Can someone tell me how this is compiling? (sqrt is retuning a string instead)

Question

Here's my code. This is boggling my mind.

#include <iostream>
#include <sstream>
#include <set>
#include <cmath>
#include <cstdlib>
#include "list.h"
#include "stack.h"
#include <limits>
#define PI 3.1415926535897932384626433832795

class RPN : public Stack<float> {
      public:
             std::string sqrt(float n); 
};

std::string RPN::sqrt(float n){
    std::string x;
    x = sqrt(3.0);
    std::ostringstream ss;
    ss << n;
    return (ss.str());
}

Yes that is compiling. sqrt is returning a string. trying to use a double or a float throws a strange error. Can anyone tell me what is going on? I've never had this before. The funny thing, is I'm actually converting to a string later on, but I doubt this will compile any where else...

postfix.cpp: In member function ‘std::string RPN::sqrt(float)’:
postfix.cpp:161:13: error: cannot convert ‘std::string {aka std::basic_string<char>}’ to ‘float’ in assignment

edit: posted wrong compiler error at first.

edit2: line 161 is n=sqrt(n); I have even tried double x = sqrt(n) and many other methods; Oh and when I print out the retrned string in my method posted above, I get a seg fault(obv..)

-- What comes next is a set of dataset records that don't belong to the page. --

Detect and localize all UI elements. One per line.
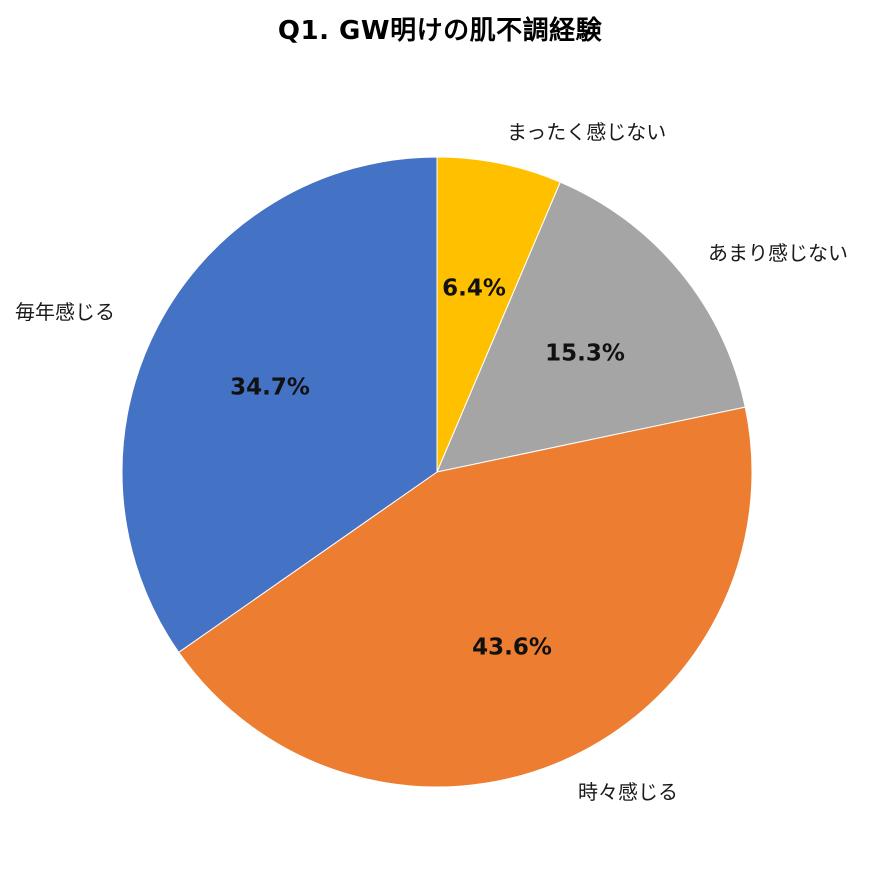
pie-slices: [121, 156, 753, 788]
pie-slice-1: [436, 181, 746, 473]
chart-title: Q1. GW明けの肌不調経験: [277, 16, 603, 46]
category-label-mattaku: まったく感じない: [507, 120, 667, 144]
value-label-maitoshi: 34.7%: [230, 374, 310, 401]
category-label-amari: あまり感じない: [708, 241, 848, 265]
value-label-amari: 15.3%: [545, 340, 625, 367]
pie-slice-0: [436, 156, 561, 473]
category-label-tokidoki: 時々感じる: [578, 780, 678, 804]
value-label-mattaku: 6.4%: [442, 275, 506, 302]
value-label-tokidoki: 43.6%: [472, 634, 552, 661]
category-label-maitoshi: 毎年感じる: [15, 300, 115, 324]
pie-slice-3: [121, 156, 438, 654]
pie-slice-2: [178, 406, 753, 788]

std::string RPN::sqrt(float n) {
    n = sqrt(n);
    std::ostringstream ss;
    ss << n;
    return (ss.str());
}

Answer 1

The line x = sqrt(3.0); is calling your RDN::sqrt() method which returns a string. I think you're trying to call the sqrt() function in cmath. I would suggest renaming your method to something else. Alternatively, you might be able to call std::sqrt(3.0)

Answer 2

Let's look at the code more closely

std::string RPN::sqrt(float n){
    std::string x; // temporary string variable

    // calling sqrt with 3.0? What?
    // This call actually would make this function be recursive 
    // (it would hide ::sqrt), making the assignment possible 
    // to compile (as sqrt returns a string)
    // This also means that the function will 
    // eventually cause a stack overflow as there is no break case.
    x = sqrt(3.0); 

    std::ostringstream ss; // temporary string stream
    ss << n; // putting x in the string stream

    // returning the string value of the string stream
    // (i.e. converting x to a string)
    return (ss.str()); 
}

In other words, there is no compile errors, but if you ran that code, you will get a run-time error.

EDIT:

Try n = ::sqrt(n) (or n = std::sqrt(n) if you #include <cmath>) instead of n = sqrt(n), as that will just call your own function that you are defining, since your function will mask global scope.

n = sqrt(n) makes your function recursive, and not compile.